Mothers aren’t imagining the threat to their work and their livelihood. This latest study follows plenty of other data showing that for men, having kids can boost their careers, while mothers pay a penalty. Michelle Budig, a sociology professor at U. Mass, Amherst, who has studied the parenthood pay gap, said in a paper published last year that high-income men get a hike in pay when they have children while low-income women who have kids experience a pay decrease. In general Budig found that women get a 6.7% cut for every child they have, though she acknowledges that many women take extended leaves and/or switch to lower-paying, less-demanding jobs so that they can devote more energy to their kids. By contrast, men tend to stay in the same jobs and the traditional perception is that once they have kids, they will be motivated to work even harder to provide for them. Budig calculated that men’s earnings climbed more than 6% when they had children. There are complicating factors, of course, like experience, education, hours and spouses’ income. But it seems that gender discrimination still explains at least part of the so-called “motherhood penalty.”

One more study that’s on point: Shelley J. Correll, a Stanford sociology professor who directs the Clayman Institute for Gender Research, co-wrote a 2007 paper at Cornell describing a study in which researchers sent fake résumés to hundreds of employers. The résumés were all the same except some had a line about being a member of a parent-teacher association. Women without the PTA line got calls back more than twice as often as those with the line. By contrast fathers with the PTA line were called back slightly more frequently than those without it. What’s more, in a laboratory study described in the same paper, mothers were offered an average of $11,000 less in salary than women with no children and $13,000 less than fathers.

There is an exception in Prof. Budig’s findings: Women whose incomes are in the top 10% lose no money when they have children and when they’re in the top 5% they can even get bonuses of more than 5% per child. Certainly women like billionaire Facebook COO and Lean In author Sheryl Sandberg have not suffered economically as a result of having kids. Budig speculates that those high-earning women could be perceived as similar to male earners.

It’s good news that men who are spending more time with their kids feel better about their jobs. But it’s understandable that women may not, given the job and pay discrimination that mothers face.
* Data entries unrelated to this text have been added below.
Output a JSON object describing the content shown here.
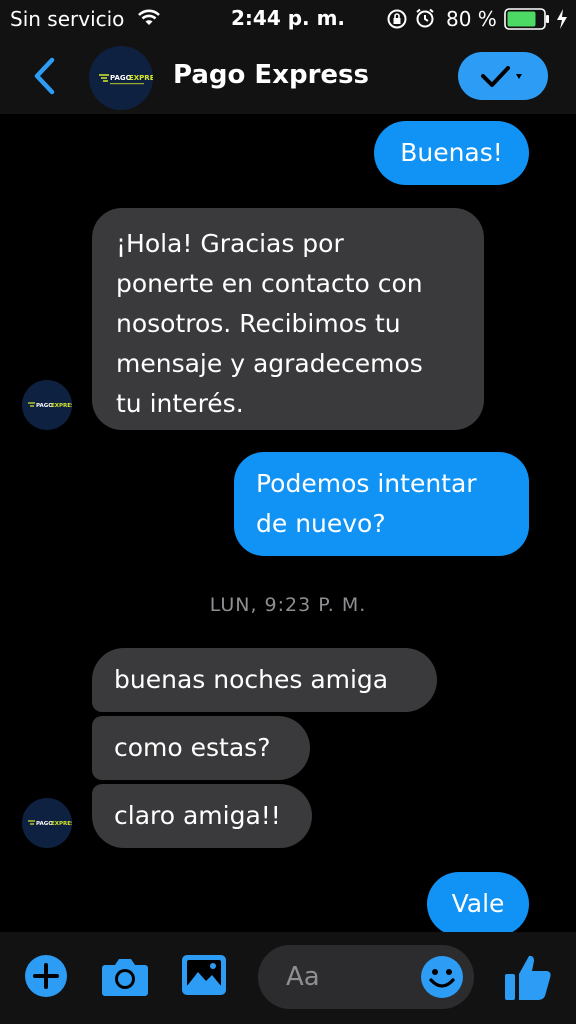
{
  "status_bar": {
    "carrier": "Sin servicio",
    "time": "2:44 p. m.",
    "battery_percent": "80 %",
    "battery_level": 0.8,
    "battery_color": "#4cd964"
  },
  "header": {
    "title": "Pago Express",
    "avatar_logo_text": "PAGO EXPRESS",
    "back_icon": "chevron-left-icon",
    "action_icon": "checkmark-dropdown-icon"
  },
  "messages": [
    {
      "from": "me",
      "text": "Buenas!"
    },
    {
      "from": "them",
      "lines": [
        "¡Hola! Gracias por",
        "ponerte en contacto con",
        "nosotros. Recibimos tu",
        "mensaje y agradecemos",
        "tu interés."
      ]
    },
    {
      "from": "me",
      "lines": [
        "Podemos intentar",
        "de nuevo?"
      ]
    },
    {
      "from": "them",
      "text": "buenas noches amiga"
    },
    {
      "from": "them",
      "text": "como estas?"
    },
    {
      "from": "them",
      "text": "claro amiga!!"
    },
    {
      "from": "me",
      "text": "Vale"
    }
  ],
  "timestamp": "LUN, 9:23 P. M.",
  "composer": {
    "placeholder": "Aa",
    "icons": [
      "plus-icon",
      "camera-icon",
      "photo-icon",
      "emoji-icon",
      "thumbs-up-icon"
    ]
  },
  "colors": {
    "accent": "#2d9cf5",
    "outgoing_bubble": "#1093f5",
    "incoming_bubble": "#3a3a3c",
    "background": "#000000"
  }
}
It’s also not clear that men who take advantage of paternity leave will find unfettered happiness and support. Humberd’s paper recalls the recent story of Tom Stocky, the director of product management at Facebook, who took the full four-month paternity leave offered by the company. (Facebook is in a minority; only 15%-16% of US companies offer paternity leave, despite the fact that the 1993 Family and Medical Leave Act requires it for companies with more than 50 employees.) Stocky blogged about what he considered a meaningful experience and he got a lot of positive feedback but he also heard comments from mothers on the playground who said things like, “It’s a shame your wife makes more money than you and she can’t stay home.” The authors also recall a 2013 Wall Street Journal query posted on several social media sites aimed at assessing current views on paternity leave. Among the hundreds of comments: “paternity leave is for sissy men!” and paternity leave is “another excuse to pay people for doing nothing.”

Hopefully this paper will shed some light onto the merits of paternity leave and other pro-parent policies.